A WHODUNIT for you to solve · presented in the Sunday Funnies Mystery series
✦   ✦   ✦
MR. PETTIBONE MISS VANDERHOEFFEL DR. KRZEMINSKI MRS. HAGENBUCKLE REV. OSTROWSKI — C.H.
Two flat-ink plates for the scene this issue, the brick-red and the slate-blue, registered against the cream ground. I drew Mr. Pettibone in his wing-back chair from memory of my own father in his wing-back chair on Atlantic Avenue in 1934. The grandfather clock is the one my Aunt Helga kept in the front hall in Buffalo.
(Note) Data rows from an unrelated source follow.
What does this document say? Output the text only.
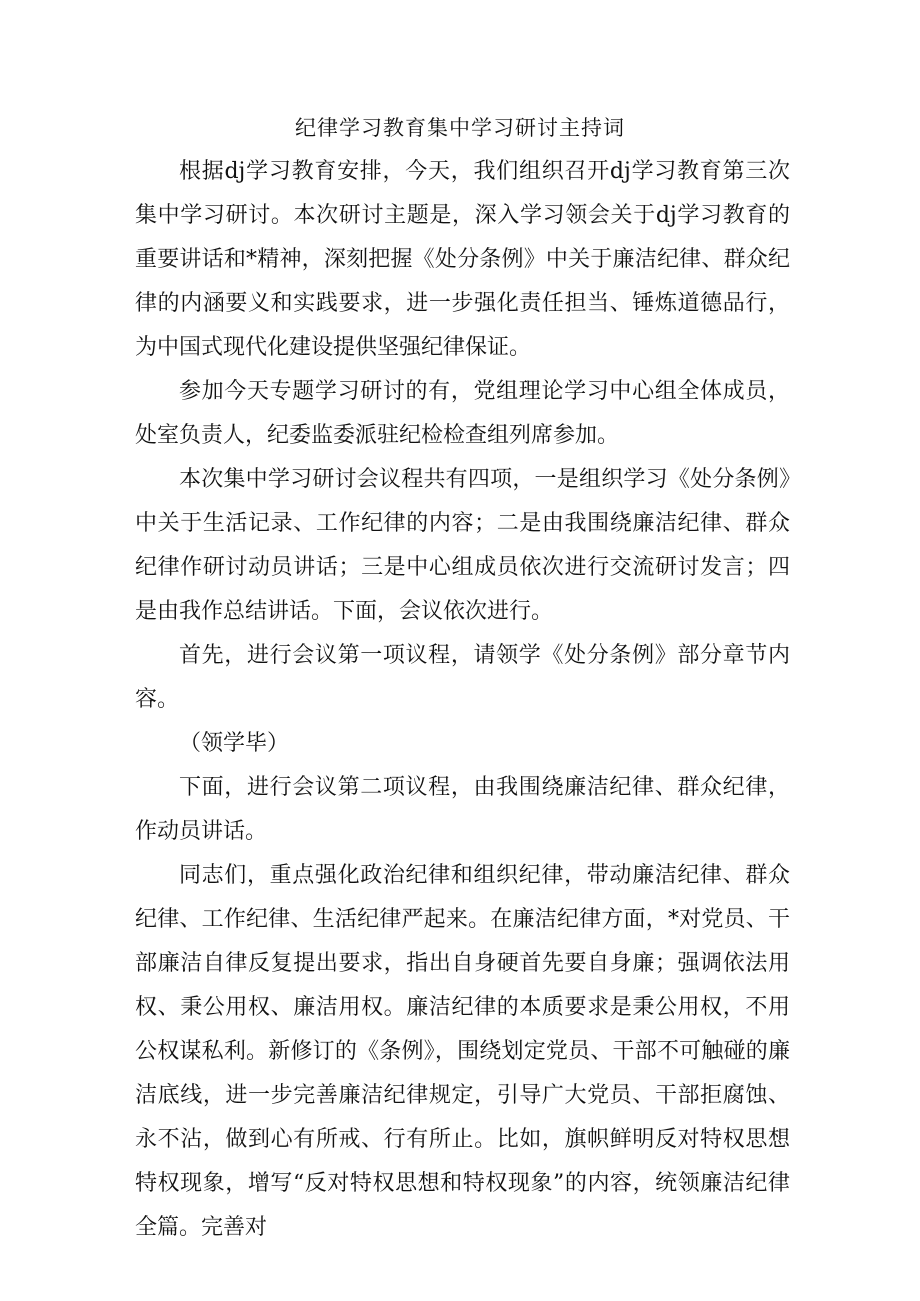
纪律学习教育集中学习研讨主持词

根据dj学习教育安排，今天，我们组织召开dj学习教育第三次集中学习研讨。本次研讨主题是，深入学习领会关于dj学习教育的重要讲话和*精神，深刻把握《处分条例》中关于廉洁纪律、群众纪律的内涵要义和实践要求，进一步强化责任担当、锤炼道德品行，为中国式现代化建设提供坚强纪律保证。

参加今天专题学习研讨的有，党组理论学习中心组全体成员，处室负责人，纪委监委派驻纪检检查组列席参加。

本次集中学习研讨会议程共有四项，一是组织学习《处分条例》中关于生活记录、工作纪律的内容；二是由我围绕廉洁纪律、群众纪律作研讨动员讲话；三是中心组成员依次进行交流研讨发言；四是由我作总结讲话。下面，会议依次进行。

首先，进行会议第一项议程，请领学《处分条例》部分章节内容。

（领学毕）

下面，进行会议第二项议程，由我围绕廉洁纪律、群众纪律，作动员讲话。

同志们，重点强化政治纪律和组织纪律，带动廉洁纪律、群众纪律、工作纪律、生活纪律严起来。在廉洁纪律方面，*对党员、干部廉洁自律反复提出要求，指出自身硬首先要自身廉；强调依法用权、秉公用权、廉洁用权。廉洁纪律的本质要求是秉公用权，不用公权谋私利。新修订的《条例》，围绕划定党员、干部不可触碰的廉洁底线，进一步完善廉洁纪律规定，引导广大党员、干部拒腐蚀、永不沾，做到心有所戒、行有所止。比如，旗帜鲜明反对特权思想特权现象，增写“反对特权思想和特权现象”的内容，统领廉洁纪律全篇。完善对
I am sixty-six years old this year and I still draw every centerfold scene-illustration freehand. There is no other honest way to draw them.
— Your Solution Grid —
Who?Where?Weapon?
Babcia's dishtowel rooster for the Christmas project. I am drawing him here so I remember to ask her about the red thread for his comb when we go back to Woolworth's the Saturday after next.
KIDS WHO SOLVED THE MYSTERY ACROSS ALL 1,847 WOOLWORTH'S STORES THIS WEEK: 1
Mrs. Hagenbuckle / parlor / clock?
Rev. Ostrowski / hall / hat-pin
Miss V. / sideboard / no!
SUNDAY FUNNIES MYSTERY №218 · PRINTED AT PITTSBURGH LITHOGRAPHIC CO. · OCT. 26, 1962
PUZZLE BY C. BRZEZINSKI · SCENE ILLUSTRATION BY C. HUTZELPFENNIG · 14TH FLOOR, BROADWAY
FREE WITH ANY VISIT TO YOUR NEAREST F.W. WOOLWORTH'S — THANK YOU FOR STOPPING IN

The Solution

— from the desk of Mrs. C. Brzezinski —

The pocket watch belonged to Reverend Ostrowski, who had laid it on the parlor sideboard at half past seven on coming in from the rain. It was taken from that same sideboard at fourteen minutes past eight by Dr. Krzeminski, who was the only suspect passing through the hall when the grandfather clock struck the quarter-hour, and who had fetched the brass letter-opener down from the upstairs study earlier in the afternoon and slipped it into his coat-pocket against the cold of the front hall.

Mr. Pettibone never left his wing-back chair. Miss Vanderhoeffel could not climb the stairs to retrieve the letter-opener. Mrs. Hagenbuckle was kneading Sunday bread in the kitchen and the kitchen shares no doorway with the parlor sideboard. Rev. Ostrowski had only just removed his coat. The remaining suspect, by patient elimination, is Dr. Krzeminski; the remaining implement is the brass letter-opener; the remaining location is the parlor sideboard. The grid resolves to exactly one valid arrangement.

I chose the boardinghouse setting for the November issue because the November leaflet always goes out the Friday before the children's first cold Saturday, and a boardinghouse parlor is a warm room with a fire and five people in it and a grandfather clock ticking, and I wanted the child at the kitchen table to feel she was sitting in the room with them while she worked the puzzle. — C.B., 14th floor, October 22, 1962.

Sunday November 18 1962
2:14pm — at the kitchen table after Mass

Dear Mrs. Brzezinski —

I do not know if this letter will ever get to you because Babcia says the Woolworth's company has a lot of people and the letter would have to find you.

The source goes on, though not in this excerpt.